Officials at the Port of Oakland, Calif., are calling on shipping lines to route more to the port in the middle of supply chain crises elsewhere. The port says its marine terminals are congestion-free and is urging the restoration of shipping services that have bypassed Oakland since summer.

“There’s no congestion at the Oakland seaport, and we’re ready for more business,” said Port of Oakland maritime director Bryan Brandes, yesterday. “We need ocean carriers to reinstate services in order to stabilize the supply chain, and our import and export partners echo this sentiment.”

The port says containerized cargo volume is up 4.2 percent in 2021 but insists there’s capacity for more. That’s in contrast to Southern California ports where up to 70 ships daily wait at anchor for berth space. The port said it hasn’t experienced vessel backlogs since August.

Oakland’s call for cargo comes as the U.S. struggles to remedy supply chain gridlock, with ports on the west, gulf and east coasts experiencing major delays in moving cargo.

Oakland said shipping lines can help ease the gridlock by steering ships back to Oakland. Several ocean carriers omitted Oakland in recent months, the port said. It explained that excessive Southern California delays necessitated immediate return of some ships to Asia without stopping in Oakland.
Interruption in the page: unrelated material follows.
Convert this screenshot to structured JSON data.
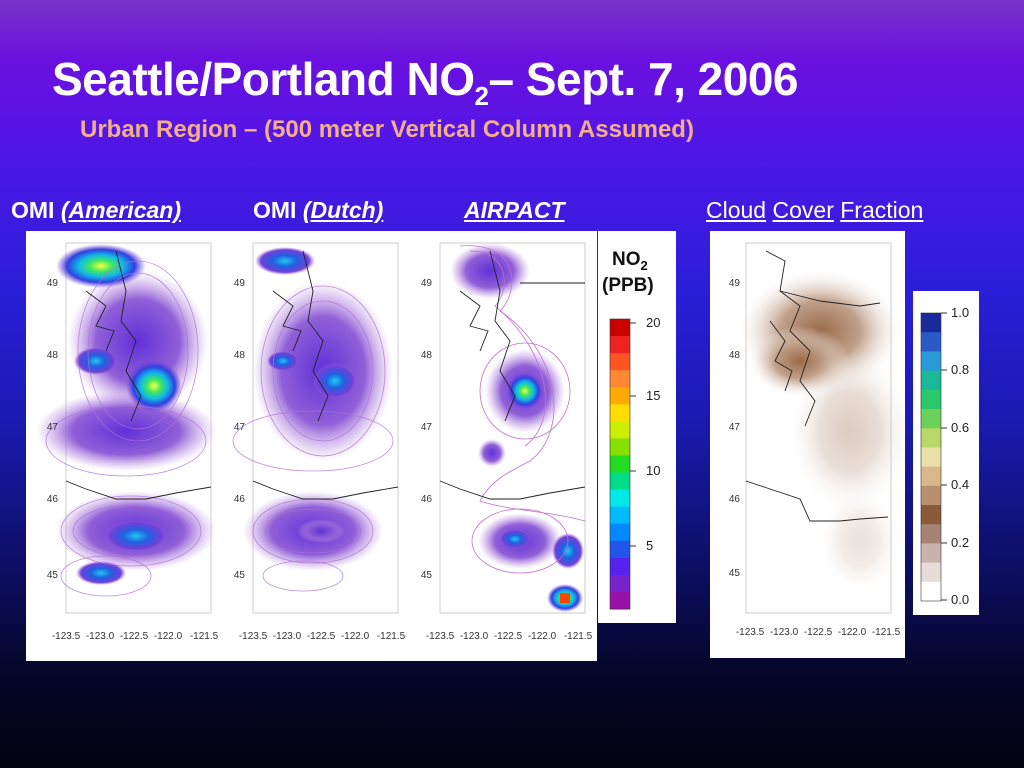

According to the port, 54 vessels stopped in Oakland last month. It was the lowest vessel call total since 2015, the port said. As a result, September import volume declined 13 percent from September 2020, the Port said. Exports were down 18 percent.

The port says it expects service restoration to begin next month as supply chain congestion grinds on elsewhere and that vessels would find clear sailing to berth without gridlock. It adds that import cargo would be available for pick-up within days of discharge from ships.

“We should see vessel calls and cargo volume recover in October and November,” says Brandes. “We have capacity in Oakland that needs to be put to use to help shore up the supply chain and support our economy.”